Purpose: As cardiac troponins emerge as prognostic markers in atrial fibrillation (AF), it is important to identify mechanisms initiating and perpetuating cardiac troponin release, including its relations to other circulating biomarkers, in AF populations. We studied associations between high-sensitivity troponin I (hs-TnI) and markers representing myocardial wall tension, inflammation and haemostasis in persistent AF.
Methods: In a double blind, placebo-controlled study, 171 patients referred for electrical cardioversion for persistent AF were randomised to receive candesartan or placebo for 3-6 weeks before and 6 months after cardioversion. Associations between baseline levels of hs-TnI and other biomarkers were investigated by bivariate non-parametric correlations (Spearman's correlation coefficient denoted rs).
Results: Baseline levels of hs-TnI correlated significantly, although weakly, with interleukin-6 (rs = 0.260, p = .003), N-terminal pro-B-type natriuretic peptide (rs = 0.251, p = .004), tissue-plasminogen activator antigen (rs = 0.233, p = .008), D-dimer (rs = 0.220, p = .013), E-selectin (rs = 0.207, p = .019), high-sensitivity C-reactive protein (rs = 0.202, p = .022) and vascular cell adhesion molecule-1 (rs = 0.189, p = .032).

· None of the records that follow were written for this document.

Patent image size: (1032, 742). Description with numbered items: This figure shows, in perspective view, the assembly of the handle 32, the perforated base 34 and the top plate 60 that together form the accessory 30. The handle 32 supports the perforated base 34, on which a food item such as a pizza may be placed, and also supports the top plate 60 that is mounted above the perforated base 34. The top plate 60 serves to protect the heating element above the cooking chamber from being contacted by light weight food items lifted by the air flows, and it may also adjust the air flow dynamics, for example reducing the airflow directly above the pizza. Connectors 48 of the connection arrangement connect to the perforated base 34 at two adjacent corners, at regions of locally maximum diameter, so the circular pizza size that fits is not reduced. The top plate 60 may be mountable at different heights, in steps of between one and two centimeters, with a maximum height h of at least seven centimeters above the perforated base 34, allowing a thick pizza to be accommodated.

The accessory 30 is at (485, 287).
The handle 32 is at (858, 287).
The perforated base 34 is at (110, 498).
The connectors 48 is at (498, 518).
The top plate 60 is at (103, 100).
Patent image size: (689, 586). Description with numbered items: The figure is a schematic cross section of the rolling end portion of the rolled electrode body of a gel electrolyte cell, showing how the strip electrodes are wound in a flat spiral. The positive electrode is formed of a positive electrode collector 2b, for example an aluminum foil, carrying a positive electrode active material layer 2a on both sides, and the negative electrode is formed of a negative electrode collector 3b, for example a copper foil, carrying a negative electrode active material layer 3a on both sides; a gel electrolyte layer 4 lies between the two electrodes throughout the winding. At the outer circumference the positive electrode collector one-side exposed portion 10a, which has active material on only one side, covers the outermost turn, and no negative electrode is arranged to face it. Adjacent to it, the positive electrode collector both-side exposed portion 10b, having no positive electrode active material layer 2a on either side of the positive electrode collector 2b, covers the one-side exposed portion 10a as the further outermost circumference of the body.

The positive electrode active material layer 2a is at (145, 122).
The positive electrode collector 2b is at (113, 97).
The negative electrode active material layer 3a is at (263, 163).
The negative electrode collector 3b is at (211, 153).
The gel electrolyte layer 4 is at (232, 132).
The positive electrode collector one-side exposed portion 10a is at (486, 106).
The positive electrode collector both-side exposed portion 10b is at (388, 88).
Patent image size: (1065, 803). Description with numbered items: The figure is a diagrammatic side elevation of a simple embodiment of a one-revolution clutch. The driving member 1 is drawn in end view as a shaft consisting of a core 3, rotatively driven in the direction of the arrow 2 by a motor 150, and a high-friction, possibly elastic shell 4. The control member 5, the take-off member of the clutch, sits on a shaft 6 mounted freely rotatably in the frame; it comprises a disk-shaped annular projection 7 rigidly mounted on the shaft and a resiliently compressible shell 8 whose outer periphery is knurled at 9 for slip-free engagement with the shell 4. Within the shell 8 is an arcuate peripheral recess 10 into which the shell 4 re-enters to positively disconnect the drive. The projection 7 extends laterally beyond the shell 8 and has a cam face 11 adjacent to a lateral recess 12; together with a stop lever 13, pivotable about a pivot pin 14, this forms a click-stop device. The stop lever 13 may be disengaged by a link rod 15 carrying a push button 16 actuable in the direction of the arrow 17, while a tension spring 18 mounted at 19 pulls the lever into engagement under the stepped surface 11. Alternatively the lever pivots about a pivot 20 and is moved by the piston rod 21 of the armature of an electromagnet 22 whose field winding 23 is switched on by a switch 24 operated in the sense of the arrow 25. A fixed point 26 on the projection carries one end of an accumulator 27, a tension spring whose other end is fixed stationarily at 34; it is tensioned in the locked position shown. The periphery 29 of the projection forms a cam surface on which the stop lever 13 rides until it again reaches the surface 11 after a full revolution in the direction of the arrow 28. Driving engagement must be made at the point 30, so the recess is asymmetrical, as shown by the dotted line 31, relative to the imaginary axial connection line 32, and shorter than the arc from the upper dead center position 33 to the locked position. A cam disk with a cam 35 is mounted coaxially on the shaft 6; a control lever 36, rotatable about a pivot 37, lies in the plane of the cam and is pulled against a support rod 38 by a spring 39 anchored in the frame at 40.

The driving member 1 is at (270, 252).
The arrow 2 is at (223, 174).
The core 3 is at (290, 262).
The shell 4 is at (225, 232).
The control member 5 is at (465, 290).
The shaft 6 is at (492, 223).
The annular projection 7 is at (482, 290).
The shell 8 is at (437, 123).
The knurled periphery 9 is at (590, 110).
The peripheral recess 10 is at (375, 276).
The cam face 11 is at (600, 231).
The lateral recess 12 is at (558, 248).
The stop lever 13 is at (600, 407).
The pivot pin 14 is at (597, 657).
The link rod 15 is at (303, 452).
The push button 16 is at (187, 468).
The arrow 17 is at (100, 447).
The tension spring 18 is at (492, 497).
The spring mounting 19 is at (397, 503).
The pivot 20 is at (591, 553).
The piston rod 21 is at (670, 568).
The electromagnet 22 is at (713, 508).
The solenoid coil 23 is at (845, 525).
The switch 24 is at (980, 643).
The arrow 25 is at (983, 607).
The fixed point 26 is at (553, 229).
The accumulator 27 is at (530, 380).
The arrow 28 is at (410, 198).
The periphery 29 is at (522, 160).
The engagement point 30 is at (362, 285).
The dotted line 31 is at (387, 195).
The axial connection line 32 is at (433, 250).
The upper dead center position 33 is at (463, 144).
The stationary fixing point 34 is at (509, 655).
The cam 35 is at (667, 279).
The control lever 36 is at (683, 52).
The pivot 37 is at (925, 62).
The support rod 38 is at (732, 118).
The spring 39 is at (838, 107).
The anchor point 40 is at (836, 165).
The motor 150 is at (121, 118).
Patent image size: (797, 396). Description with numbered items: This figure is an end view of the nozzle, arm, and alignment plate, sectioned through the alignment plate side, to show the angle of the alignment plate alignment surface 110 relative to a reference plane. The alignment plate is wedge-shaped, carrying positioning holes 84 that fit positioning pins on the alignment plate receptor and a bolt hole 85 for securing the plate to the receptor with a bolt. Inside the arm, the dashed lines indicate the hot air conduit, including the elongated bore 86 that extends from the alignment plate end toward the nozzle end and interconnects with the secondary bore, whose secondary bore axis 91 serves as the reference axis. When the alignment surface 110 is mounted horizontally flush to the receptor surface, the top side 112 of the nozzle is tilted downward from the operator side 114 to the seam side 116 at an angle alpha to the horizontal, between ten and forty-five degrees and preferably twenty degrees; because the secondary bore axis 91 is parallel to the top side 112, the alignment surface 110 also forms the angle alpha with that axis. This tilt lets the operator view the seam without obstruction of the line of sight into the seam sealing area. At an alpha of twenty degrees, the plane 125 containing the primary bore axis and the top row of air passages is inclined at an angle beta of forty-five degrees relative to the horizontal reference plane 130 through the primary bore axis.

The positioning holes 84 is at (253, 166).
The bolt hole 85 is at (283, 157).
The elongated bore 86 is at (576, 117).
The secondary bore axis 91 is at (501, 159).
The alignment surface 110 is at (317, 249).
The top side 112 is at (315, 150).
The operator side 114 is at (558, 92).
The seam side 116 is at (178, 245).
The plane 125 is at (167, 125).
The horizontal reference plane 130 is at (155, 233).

Conclusions: Hs-TnI correlated weakly with biomarkers representing myocardial wall tension, inflammation and haemostasis in persistent AF. The lack of any strong correlation between hs-TnI and the investigated biomarkers is in concert with the idea that hs-TnI release is an independent process parallel to other pathophysiological mechanisms associated with AF.
Keywords: Atrial fibrillation; CHA2DS2-VASc score; biomarkers; cardiac troponins; cardiology; endothelial activation; haemostasis; high-sensitivity troponin I; inflammation.